Achille Auban est un résistant et homme politique français, né le à Eup (Haute-Garonne) et décédé le à Toulouse (Haute-Garonne).

Il est le père de Bertrand Auban.

Biographie[modifier | modifier le code]

Engagé au sein des jeunesses socialistes et des faucons rouges pendant ses études de droit, qu'il suit à Toulouse, à partir de 1931, il devient employé municipal à la mairie de cette ville après l'obtention de sa licence, en 1933. Il sera, à partir de 1945, directeur du service contentieux de la ville.

Adhérent de la SFIO à partir de 1932, il milite dans le canton de Saint-Béat dont il est originaire. L'aide qu'il apporte alors aux républicains espagnols lui vaut la Médaille de la République.
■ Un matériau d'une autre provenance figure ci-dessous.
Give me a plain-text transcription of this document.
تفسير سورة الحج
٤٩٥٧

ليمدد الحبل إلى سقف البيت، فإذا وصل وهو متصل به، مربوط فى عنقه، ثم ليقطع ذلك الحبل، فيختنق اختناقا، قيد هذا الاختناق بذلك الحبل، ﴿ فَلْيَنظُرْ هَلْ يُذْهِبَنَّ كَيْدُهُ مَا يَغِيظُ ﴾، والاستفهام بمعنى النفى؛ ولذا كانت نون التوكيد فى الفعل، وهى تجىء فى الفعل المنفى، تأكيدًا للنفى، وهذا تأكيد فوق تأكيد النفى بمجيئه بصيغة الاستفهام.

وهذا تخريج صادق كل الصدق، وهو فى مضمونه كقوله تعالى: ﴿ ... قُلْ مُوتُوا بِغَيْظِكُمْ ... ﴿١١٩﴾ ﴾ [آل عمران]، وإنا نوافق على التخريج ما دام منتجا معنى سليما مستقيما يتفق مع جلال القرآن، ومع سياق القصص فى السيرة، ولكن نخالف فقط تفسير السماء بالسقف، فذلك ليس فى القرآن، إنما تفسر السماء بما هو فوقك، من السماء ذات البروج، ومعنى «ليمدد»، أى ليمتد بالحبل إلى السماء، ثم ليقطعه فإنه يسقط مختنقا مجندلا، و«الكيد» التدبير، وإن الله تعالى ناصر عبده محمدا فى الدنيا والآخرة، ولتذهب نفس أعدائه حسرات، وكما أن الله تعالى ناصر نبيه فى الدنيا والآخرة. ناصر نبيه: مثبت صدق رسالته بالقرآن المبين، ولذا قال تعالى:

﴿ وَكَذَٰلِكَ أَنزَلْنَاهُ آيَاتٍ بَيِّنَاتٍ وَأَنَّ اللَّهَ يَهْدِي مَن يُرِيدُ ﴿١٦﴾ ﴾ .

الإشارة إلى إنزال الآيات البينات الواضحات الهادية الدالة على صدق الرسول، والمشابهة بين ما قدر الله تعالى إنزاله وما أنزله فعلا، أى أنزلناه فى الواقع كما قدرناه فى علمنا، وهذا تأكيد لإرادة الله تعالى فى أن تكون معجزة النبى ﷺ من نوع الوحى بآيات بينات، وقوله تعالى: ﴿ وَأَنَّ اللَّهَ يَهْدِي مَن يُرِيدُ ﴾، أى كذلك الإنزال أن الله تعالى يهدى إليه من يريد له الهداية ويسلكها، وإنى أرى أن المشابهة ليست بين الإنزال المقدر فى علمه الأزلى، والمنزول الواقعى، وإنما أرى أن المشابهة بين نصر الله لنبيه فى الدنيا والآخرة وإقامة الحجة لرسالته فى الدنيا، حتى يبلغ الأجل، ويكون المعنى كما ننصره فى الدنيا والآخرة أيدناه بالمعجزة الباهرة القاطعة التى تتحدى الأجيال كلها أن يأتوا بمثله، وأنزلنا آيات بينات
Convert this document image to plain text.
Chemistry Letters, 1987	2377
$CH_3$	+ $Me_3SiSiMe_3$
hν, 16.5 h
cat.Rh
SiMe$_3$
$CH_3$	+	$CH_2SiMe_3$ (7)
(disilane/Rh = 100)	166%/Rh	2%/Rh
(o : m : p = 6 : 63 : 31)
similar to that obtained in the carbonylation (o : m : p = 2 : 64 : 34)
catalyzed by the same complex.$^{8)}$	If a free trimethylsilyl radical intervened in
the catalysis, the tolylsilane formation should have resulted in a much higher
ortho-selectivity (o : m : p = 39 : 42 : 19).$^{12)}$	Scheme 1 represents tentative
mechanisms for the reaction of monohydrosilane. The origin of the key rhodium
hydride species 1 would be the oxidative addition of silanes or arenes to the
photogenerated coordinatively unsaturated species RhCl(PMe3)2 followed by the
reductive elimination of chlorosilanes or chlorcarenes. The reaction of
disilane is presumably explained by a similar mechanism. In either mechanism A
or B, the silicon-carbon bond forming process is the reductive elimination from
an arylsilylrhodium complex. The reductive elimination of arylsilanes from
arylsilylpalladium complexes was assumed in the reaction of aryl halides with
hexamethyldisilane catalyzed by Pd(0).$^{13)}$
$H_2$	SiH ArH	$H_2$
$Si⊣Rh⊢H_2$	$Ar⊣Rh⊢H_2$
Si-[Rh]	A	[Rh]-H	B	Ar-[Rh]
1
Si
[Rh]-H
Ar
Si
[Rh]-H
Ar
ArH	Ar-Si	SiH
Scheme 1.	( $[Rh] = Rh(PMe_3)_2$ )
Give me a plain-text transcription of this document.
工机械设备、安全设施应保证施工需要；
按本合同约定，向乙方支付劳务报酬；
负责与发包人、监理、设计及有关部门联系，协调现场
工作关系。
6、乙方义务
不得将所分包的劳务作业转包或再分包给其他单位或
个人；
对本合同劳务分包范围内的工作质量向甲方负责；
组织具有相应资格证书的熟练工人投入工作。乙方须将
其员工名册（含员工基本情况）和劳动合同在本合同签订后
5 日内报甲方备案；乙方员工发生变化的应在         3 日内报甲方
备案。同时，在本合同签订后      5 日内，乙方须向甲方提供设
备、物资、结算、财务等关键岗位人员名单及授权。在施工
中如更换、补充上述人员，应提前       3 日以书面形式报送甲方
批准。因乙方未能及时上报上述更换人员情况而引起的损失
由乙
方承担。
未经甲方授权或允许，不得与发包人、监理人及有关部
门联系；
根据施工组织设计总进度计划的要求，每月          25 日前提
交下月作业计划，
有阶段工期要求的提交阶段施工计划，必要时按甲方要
Mobilisé en 1939, il est rendu à la vie civile en août 1940 sans avoir été envoyé au front. Il se rapproche alors de la résistance et participe au mouvement Libérer et fédérer, animé par Gilbert Zaksas et Silvio Trentin. Sous la houlette de Pierre Bertaux, il participe aux actions militaires de l'Armée secrète.

À la Libération, son action pendant la guerre lui vaudra la croix de guerre et la médaille de la résistance. Il sera plus tard fait chevalier de la Légion d'honneur.

N'ayant jamais rompu ses liens avec le mouvement socialiste, il participe à la reconstruction de la fédération socialiste de Haute-Garonne, et est élu, sous l'étiquette SFIO, conseiller général en 1945, puis maire de Saint-Béat en 1947, mandat qu'il conserve jusqu'en 1971.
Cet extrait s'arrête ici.